Jones was set to return home to Florida from a gambling trip to North Carolina with her husband this past September when they were stopped at the airport during a routine security inspection. She had $43,000 in cash with her, and airport security agents became suspicious, despite no law in place that requires the reporting of large sums of cash when traveling domestically. The agents called in the police, who called in the DEA, who submitted Jones and her husband to an intense grilling.
Not believing their story that they had rightfully come by the money through the sale of a vehicle, the DEA seized the money and accused the pair of having acquired it through the illegal sale of drugs – a charge that the agency could never substantiate with evidence. Despite attempts to appeal to the soft side of the DEA (not that there is one), the agency refused to return the cash, leading to a lawsuit against it.
Apparently with no word, no apology and no explanation, the DEA has now returned the money, according to a press release by the law firm that represented the couple, the Institute for Justice. Jones said in the release, Getting my money back is a big relief. But DEA never should have taken it in the first place. In going through this nightmare, I found out that I’m not the only innocent American who has been treated this way. I hope that my continuing lawsuit will end the government’s practice of treating people flying with cash like criminals.”

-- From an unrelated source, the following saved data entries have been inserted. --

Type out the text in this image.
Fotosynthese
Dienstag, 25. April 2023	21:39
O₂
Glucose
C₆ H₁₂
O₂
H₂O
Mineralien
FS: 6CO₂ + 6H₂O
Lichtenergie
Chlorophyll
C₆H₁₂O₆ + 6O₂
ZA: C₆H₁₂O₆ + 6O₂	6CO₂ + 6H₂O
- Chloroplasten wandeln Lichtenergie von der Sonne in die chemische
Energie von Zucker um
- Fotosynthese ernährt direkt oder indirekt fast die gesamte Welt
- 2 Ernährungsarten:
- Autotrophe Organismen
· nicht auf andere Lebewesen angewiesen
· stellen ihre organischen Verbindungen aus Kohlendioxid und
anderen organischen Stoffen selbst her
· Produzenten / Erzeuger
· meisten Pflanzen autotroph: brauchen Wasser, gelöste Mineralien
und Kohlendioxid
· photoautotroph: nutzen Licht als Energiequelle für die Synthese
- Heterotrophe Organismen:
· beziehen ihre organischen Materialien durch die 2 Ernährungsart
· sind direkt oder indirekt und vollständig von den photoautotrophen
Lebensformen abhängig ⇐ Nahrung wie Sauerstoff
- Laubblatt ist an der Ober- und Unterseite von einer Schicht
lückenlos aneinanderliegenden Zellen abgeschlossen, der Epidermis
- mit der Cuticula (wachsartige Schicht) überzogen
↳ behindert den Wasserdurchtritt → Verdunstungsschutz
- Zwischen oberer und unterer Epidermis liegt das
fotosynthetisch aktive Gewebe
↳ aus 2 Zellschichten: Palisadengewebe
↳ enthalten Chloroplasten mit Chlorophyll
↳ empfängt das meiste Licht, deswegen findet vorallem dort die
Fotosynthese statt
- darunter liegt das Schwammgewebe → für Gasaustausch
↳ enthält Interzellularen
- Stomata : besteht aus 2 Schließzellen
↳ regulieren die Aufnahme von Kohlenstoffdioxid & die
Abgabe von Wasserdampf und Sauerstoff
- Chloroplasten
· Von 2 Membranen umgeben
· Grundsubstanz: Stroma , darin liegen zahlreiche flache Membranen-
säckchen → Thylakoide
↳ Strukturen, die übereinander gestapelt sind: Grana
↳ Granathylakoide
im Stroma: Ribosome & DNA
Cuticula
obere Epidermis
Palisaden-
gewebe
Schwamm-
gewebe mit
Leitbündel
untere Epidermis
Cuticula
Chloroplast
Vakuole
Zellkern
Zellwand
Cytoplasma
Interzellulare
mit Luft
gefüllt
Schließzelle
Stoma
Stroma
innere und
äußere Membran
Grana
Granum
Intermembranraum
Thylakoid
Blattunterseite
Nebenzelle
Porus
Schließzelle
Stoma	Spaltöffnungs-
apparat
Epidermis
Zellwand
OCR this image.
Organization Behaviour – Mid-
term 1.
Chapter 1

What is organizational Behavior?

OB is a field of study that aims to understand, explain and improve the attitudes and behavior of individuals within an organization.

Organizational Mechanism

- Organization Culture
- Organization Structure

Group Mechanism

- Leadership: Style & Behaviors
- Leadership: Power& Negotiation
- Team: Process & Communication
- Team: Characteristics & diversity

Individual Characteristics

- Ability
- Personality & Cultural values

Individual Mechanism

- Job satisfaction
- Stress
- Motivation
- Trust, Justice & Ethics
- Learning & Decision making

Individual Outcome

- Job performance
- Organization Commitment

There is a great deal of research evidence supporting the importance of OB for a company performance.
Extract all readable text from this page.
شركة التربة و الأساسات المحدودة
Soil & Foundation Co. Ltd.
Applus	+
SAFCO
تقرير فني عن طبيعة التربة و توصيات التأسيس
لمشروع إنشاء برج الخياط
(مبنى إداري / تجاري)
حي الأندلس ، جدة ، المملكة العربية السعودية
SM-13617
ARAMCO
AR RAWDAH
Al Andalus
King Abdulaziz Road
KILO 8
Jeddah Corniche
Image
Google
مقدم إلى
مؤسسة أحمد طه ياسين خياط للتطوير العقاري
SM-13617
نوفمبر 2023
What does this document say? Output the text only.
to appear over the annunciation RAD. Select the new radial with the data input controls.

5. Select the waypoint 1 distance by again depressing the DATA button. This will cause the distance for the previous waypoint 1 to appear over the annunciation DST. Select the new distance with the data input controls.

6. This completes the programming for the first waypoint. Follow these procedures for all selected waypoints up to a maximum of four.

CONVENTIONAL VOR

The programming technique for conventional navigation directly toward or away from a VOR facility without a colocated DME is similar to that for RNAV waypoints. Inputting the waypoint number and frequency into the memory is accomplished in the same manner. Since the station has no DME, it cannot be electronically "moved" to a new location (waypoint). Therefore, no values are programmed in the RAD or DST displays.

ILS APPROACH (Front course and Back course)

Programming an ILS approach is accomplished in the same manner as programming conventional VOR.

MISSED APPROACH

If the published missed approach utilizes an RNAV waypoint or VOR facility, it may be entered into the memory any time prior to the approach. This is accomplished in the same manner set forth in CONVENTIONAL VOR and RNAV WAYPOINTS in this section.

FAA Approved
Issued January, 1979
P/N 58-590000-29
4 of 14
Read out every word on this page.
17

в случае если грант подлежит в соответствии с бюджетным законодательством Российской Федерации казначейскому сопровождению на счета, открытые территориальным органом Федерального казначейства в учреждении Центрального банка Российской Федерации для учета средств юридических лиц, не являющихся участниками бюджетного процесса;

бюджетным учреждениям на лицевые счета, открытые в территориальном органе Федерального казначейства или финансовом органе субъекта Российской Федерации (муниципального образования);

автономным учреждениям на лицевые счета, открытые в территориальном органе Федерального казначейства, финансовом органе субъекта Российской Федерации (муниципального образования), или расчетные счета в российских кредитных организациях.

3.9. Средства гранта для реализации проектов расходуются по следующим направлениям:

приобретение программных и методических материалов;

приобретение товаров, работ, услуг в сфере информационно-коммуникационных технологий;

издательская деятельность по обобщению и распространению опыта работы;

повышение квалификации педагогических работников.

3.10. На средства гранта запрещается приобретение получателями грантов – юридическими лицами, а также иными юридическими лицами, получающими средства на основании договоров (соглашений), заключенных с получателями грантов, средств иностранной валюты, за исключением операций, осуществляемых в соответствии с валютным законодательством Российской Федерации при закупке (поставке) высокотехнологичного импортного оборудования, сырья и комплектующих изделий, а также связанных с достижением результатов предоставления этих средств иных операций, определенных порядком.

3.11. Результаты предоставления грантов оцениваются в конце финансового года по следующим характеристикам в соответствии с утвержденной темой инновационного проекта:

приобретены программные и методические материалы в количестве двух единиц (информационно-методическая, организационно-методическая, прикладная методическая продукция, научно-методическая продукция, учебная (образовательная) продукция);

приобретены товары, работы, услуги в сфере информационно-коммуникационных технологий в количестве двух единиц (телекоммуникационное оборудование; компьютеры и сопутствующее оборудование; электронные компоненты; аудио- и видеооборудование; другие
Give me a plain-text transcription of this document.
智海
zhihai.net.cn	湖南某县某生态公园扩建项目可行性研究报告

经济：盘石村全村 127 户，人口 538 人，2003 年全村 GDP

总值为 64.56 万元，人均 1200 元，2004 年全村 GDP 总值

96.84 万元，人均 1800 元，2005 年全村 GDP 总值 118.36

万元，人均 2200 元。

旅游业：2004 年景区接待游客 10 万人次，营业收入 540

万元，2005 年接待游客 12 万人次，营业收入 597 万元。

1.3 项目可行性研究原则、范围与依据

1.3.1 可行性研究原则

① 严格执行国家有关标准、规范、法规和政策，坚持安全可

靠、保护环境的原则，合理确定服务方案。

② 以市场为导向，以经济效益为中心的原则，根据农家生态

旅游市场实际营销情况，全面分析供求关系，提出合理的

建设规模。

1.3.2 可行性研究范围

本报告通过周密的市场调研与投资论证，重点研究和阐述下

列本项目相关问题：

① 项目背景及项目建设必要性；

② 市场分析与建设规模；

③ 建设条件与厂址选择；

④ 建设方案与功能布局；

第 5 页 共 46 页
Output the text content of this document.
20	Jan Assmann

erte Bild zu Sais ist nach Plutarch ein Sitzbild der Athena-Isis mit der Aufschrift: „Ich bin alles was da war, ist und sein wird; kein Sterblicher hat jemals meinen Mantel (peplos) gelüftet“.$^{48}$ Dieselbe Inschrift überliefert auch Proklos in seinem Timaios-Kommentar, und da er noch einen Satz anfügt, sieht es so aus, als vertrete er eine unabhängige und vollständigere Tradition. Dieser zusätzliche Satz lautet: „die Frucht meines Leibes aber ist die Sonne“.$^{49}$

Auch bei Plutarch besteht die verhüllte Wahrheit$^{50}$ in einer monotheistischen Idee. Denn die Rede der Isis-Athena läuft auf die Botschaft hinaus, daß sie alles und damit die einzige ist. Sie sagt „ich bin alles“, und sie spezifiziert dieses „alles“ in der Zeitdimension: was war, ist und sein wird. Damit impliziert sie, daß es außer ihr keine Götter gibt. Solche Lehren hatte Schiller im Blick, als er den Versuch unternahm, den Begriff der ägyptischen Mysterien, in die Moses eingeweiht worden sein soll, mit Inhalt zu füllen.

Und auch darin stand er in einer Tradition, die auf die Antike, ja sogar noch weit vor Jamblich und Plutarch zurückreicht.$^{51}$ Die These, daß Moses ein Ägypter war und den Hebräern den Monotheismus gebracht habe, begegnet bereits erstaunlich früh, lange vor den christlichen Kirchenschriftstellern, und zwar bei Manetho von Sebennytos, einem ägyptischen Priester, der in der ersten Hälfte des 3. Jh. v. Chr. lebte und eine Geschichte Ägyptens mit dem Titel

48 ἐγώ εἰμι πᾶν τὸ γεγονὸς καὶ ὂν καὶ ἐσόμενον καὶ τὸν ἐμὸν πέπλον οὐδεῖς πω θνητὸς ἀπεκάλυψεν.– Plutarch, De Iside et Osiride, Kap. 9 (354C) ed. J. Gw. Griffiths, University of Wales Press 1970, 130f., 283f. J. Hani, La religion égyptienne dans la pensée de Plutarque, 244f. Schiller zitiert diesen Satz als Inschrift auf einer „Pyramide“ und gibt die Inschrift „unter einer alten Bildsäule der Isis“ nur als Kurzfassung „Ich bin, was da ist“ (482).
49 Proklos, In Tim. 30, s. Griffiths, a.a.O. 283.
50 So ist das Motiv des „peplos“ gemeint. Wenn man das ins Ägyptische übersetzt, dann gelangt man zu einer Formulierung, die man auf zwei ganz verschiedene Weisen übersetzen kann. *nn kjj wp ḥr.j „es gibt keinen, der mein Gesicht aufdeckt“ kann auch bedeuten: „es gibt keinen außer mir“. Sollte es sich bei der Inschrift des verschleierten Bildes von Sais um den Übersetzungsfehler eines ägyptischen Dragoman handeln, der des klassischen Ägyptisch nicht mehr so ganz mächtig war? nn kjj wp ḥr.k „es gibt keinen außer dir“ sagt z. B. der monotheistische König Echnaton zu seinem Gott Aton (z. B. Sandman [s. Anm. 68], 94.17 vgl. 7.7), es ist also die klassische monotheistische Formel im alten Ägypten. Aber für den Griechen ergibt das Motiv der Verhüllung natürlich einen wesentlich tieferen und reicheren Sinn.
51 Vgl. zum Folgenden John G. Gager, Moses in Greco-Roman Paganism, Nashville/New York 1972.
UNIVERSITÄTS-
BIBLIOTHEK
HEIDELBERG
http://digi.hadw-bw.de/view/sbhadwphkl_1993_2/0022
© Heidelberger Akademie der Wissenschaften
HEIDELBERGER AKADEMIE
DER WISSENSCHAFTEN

Just because the DEA has made amends doesn’t mean the agency is out of the hot seat. The law firm is keeping the suit in place, asserting that civil forfeiture rules in the U.S. are illegally biased toward the government. Institute for Justice Senior Attorney Dan Alban asserts, “We are glad that Stacy will get her money back, but it is shameful that federal agents keep targeting innocent flyers at our nation’s airports. We are going to keep fighting to end TSA’s and DEA’s unconstitutional and unlawful practices of seizing people and their cash without reasonable suspicion or probable cause.”